Sen. Elizabeth Warren called the proposal a "monstrosity of a bill that Republicans have been hiding behind closed doors for weeks." She lambasted her GOP colleagues for spending that time "dreaming up even meaner ways to kick dirt in the face of American people and take away their health insurance."

Sen. Kamala Harris, D-Calif., called on her colleagues to vote down the GOP bill, saying that they should be trying "to help, not hurt the people" they represent.

@KamalaHarris: All of us in Congress should be trying to help, not hurt, the people we represent. We owe it to them to vote down the GOP #HealthcareBill.

House Democratic Leader Nancy Pelosi tweeted that it is "absurd" to call the Senate proposal a health care bill. She asserted that the GOP plan is "nothing more than a massive tax cut for the rich on the backs of working families."

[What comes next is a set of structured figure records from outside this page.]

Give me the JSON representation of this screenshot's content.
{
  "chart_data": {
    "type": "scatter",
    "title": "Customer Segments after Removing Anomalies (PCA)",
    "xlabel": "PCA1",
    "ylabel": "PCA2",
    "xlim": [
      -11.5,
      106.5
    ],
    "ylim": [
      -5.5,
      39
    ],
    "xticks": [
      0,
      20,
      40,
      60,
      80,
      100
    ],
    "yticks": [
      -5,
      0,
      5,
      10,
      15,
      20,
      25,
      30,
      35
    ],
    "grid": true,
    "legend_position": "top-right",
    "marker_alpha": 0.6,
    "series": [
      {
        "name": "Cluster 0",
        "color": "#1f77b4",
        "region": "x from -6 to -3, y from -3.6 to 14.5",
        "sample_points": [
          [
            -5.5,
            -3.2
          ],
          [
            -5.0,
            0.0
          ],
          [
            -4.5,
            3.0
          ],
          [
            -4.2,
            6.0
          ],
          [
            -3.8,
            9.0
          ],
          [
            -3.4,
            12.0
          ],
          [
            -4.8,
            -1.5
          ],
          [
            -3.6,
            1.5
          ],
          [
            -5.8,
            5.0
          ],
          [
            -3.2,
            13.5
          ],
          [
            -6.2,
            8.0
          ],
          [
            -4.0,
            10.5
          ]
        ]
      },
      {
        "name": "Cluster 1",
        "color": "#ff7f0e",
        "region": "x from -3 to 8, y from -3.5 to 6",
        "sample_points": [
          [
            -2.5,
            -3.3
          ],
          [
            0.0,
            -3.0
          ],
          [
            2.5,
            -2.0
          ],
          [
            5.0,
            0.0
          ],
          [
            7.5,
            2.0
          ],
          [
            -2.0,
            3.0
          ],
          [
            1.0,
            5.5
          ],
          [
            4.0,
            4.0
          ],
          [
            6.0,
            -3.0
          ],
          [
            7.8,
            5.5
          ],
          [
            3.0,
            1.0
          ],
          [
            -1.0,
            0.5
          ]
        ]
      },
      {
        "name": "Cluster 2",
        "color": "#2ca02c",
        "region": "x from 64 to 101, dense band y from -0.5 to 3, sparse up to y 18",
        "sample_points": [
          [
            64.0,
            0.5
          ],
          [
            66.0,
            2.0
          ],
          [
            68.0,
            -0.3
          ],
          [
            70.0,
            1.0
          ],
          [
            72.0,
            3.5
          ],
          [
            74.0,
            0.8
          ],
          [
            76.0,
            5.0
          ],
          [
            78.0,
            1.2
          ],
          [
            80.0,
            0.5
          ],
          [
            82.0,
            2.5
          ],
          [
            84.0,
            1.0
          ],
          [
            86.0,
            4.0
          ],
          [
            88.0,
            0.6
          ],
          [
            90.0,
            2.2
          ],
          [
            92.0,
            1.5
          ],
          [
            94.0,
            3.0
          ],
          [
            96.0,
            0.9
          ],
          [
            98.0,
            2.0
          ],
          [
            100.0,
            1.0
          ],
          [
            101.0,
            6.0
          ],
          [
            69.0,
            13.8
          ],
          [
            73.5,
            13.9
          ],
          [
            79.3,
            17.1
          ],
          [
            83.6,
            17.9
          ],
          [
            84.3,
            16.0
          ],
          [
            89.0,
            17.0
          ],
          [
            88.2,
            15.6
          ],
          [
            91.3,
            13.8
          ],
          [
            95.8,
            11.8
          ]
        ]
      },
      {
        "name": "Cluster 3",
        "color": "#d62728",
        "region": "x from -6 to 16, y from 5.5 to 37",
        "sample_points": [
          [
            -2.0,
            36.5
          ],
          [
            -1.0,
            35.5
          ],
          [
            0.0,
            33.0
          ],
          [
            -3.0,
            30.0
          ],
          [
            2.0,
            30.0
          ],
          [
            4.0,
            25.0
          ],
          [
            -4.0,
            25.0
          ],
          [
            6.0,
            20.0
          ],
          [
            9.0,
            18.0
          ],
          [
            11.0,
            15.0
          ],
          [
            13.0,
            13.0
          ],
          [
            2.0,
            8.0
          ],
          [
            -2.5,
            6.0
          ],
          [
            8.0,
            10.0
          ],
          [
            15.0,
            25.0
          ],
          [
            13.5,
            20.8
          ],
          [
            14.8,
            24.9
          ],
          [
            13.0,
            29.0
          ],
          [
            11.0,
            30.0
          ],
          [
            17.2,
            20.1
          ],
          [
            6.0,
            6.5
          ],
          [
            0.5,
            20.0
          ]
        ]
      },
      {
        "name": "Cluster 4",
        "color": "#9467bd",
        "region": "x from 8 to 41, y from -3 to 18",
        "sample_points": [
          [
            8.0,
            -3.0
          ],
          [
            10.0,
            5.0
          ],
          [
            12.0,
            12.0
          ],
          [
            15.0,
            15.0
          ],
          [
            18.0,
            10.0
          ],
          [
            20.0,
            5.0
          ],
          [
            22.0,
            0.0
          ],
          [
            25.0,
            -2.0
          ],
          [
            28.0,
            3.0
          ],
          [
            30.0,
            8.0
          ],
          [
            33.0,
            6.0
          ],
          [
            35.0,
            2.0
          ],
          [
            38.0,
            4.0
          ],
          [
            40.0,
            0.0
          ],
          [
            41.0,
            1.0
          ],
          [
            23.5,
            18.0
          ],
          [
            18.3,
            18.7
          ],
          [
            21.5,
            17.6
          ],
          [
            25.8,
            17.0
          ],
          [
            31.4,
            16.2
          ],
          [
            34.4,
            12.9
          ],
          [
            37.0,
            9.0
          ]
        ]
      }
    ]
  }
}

@NancyPelosi: Calling #Trumpcare a #HealthcareBill is absurd. It's nothing more than a massive tax cut for the rich on the backs of working families.

Sen. Bernie Sanders echoed Pelosi's sentiment, saying the bill "has nothing to do with health care" and alleged "it's an enormous transfer of wealth from working people to the richest Americans."

@BernieSanders: Republicans' bill has nothing to do with health care. It's an enormous transfer of wealth from working people to the richest Americans.

Sen. Maggie Hassan, D-N.H., asserted that Republican senators took a bill that President Donald Trump "admitted was 'mean' and managed to make it even more heartless."